AWS will stay the course, offering a broad range of cloud services, storage and applications — I do not see much deviation. Microsoft has stepped-up its game to focus on providing an interconnected platform to improve business communications and user experiences from personal computing, cloud, productivity and business processes. Bots and Skype for Business will be two areas where Microsoft Azure will drive innovation and market awareness.

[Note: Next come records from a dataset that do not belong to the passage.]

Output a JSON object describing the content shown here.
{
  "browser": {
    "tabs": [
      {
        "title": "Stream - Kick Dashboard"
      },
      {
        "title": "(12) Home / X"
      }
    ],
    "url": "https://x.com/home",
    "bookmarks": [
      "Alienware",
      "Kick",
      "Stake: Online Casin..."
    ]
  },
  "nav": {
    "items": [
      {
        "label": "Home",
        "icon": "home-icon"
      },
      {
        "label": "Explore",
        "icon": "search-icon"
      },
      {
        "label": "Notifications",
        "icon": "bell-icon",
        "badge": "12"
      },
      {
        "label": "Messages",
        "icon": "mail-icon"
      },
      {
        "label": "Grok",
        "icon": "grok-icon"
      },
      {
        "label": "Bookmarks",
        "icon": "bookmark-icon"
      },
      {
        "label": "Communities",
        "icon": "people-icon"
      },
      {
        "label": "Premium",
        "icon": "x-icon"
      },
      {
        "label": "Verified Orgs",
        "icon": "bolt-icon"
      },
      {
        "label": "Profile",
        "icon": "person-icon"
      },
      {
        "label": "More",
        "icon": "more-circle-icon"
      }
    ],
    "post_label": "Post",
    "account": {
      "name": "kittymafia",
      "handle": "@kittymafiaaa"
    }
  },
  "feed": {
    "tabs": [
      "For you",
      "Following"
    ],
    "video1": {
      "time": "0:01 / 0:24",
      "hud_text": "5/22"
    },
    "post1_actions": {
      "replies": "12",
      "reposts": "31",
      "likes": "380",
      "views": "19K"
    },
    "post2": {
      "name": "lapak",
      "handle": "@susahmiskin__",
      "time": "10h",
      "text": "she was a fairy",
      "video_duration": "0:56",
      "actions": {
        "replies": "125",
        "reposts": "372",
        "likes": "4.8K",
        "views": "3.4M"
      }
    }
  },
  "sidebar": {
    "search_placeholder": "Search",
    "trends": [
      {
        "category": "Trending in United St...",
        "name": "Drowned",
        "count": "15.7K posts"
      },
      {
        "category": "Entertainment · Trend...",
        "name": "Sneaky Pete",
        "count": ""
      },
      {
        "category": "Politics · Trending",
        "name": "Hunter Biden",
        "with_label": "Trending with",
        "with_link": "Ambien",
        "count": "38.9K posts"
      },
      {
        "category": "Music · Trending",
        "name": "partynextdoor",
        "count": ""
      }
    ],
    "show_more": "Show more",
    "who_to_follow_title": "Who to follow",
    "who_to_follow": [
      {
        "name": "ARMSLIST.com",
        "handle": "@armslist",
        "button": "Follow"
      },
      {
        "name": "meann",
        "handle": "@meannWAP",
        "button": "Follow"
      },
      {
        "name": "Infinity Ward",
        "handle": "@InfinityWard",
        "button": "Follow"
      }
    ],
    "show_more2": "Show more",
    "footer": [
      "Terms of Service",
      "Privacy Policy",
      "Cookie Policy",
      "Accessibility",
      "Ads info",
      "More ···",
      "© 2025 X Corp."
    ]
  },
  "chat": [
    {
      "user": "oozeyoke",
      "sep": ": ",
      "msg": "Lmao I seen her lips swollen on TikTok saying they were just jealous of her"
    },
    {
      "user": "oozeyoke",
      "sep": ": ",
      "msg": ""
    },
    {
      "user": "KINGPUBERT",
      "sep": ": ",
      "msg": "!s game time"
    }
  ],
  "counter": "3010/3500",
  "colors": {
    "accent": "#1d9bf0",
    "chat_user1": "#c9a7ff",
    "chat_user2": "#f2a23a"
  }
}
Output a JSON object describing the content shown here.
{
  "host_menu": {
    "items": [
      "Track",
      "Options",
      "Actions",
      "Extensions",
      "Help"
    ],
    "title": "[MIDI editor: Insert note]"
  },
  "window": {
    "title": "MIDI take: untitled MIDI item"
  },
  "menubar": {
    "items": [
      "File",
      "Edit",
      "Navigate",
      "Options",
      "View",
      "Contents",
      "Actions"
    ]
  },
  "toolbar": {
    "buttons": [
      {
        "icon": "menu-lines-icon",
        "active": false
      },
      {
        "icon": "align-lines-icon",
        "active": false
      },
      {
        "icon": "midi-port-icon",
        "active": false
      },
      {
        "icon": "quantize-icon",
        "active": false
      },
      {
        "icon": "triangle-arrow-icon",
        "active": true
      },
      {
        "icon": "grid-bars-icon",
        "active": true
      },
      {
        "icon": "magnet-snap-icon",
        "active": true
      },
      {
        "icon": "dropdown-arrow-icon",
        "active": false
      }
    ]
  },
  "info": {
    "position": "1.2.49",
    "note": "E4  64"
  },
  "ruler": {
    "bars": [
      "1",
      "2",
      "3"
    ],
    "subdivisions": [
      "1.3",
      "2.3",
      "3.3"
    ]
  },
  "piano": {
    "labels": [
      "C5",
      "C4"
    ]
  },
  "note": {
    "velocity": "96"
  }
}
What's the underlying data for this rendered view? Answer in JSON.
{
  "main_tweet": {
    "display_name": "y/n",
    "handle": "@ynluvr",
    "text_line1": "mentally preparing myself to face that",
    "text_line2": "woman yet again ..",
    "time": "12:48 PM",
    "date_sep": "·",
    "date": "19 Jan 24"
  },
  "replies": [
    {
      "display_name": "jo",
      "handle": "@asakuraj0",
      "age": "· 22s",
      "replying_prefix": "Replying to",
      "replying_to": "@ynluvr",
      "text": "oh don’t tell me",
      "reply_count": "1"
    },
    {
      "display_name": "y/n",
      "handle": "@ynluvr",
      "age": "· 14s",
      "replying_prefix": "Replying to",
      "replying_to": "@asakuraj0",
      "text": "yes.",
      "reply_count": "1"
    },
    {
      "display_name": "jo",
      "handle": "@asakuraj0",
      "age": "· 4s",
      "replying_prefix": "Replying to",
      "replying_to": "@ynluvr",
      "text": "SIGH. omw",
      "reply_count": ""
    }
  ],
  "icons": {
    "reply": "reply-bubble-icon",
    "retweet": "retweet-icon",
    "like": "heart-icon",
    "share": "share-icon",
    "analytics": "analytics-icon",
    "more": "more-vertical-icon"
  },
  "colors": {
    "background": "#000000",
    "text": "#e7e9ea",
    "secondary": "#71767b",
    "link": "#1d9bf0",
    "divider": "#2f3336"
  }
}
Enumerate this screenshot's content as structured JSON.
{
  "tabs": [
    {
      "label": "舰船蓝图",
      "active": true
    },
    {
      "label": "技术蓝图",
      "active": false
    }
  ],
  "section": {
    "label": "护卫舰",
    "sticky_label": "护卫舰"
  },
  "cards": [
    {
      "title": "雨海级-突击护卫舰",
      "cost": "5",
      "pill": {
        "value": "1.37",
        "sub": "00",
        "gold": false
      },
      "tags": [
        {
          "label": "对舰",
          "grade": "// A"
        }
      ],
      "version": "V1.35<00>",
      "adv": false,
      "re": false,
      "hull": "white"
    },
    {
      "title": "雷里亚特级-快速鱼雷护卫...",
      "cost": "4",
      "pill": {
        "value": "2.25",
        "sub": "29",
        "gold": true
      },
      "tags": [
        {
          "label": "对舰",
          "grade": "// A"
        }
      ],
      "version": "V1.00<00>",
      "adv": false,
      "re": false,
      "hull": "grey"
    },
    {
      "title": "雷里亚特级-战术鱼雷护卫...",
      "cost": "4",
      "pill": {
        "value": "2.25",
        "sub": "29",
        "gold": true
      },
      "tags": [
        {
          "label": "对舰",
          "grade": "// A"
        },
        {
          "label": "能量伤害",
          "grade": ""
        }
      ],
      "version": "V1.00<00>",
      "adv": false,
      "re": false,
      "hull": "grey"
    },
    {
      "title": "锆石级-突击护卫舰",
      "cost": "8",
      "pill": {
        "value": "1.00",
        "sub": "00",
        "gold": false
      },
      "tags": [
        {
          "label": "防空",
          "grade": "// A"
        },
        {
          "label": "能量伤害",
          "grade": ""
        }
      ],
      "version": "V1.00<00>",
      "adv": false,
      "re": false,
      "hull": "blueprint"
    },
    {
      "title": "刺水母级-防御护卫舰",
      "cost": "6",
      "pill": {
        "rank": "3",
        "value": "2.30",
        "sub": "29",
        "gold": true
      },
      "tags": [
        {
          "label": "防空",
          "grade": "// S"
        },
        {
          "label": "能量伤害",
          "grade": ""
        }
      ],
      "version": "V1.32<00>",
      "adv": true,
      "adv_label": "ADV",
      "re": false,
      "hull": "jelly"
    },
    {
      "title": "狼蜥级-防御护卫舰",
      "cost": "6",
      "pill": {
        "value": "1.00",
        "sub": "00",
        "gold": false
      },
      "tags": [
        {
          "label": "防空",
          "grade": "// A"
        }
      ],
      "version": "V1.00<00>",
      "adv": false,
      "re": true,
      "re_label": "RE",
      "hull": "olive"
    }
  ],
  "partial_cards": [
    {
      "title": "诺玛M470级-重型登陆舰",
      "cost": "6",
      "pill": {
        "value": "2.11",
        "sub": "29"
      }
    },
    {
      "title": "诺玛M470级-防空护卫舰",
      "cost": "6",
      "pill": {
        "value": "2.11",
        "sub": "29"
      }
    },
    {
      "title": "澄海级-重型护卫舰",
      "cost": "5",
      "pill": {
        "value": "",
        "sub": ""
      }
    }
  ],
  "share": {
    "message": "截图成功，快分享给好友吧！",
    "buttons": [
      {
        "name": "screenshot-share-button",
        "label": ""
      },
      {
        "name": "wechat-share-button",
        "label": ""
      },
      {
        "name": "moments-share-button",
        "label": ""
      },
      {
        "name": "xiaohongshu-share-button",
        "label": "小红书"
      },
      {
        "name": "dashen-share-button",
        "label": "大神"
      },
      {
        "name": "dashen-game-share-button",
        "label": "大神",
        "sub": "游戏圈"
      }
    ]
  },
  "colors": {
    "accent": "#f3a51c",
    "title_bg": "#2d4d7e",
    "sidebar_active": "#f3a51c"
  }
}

Finally, GCP owns the market for data-intensive and born-in-the-cloud enterprises. GCP has a deep tradition in compute, storage and big data/analytics. GCP wants to extend its reach to own machine learning environments that will enable a whole new world of applications that can see, hear and learn. I believe GCP has the most integrated and complete vision of all the providers.
In the last half of 2016, we will see large carriers that have deployed software-defined networking and network functions virtualization environments to begin offering public cloud services as a way to compete against the big three, as well as address enterprise customer demand to move beyond just providing connectivity and dial-tone.
The mega public cloud platforms like AWS and Microsoft Azure are functionally mature and growing fast, but there is also growing evidence they are safe and secure — maybe safer than your enterprise.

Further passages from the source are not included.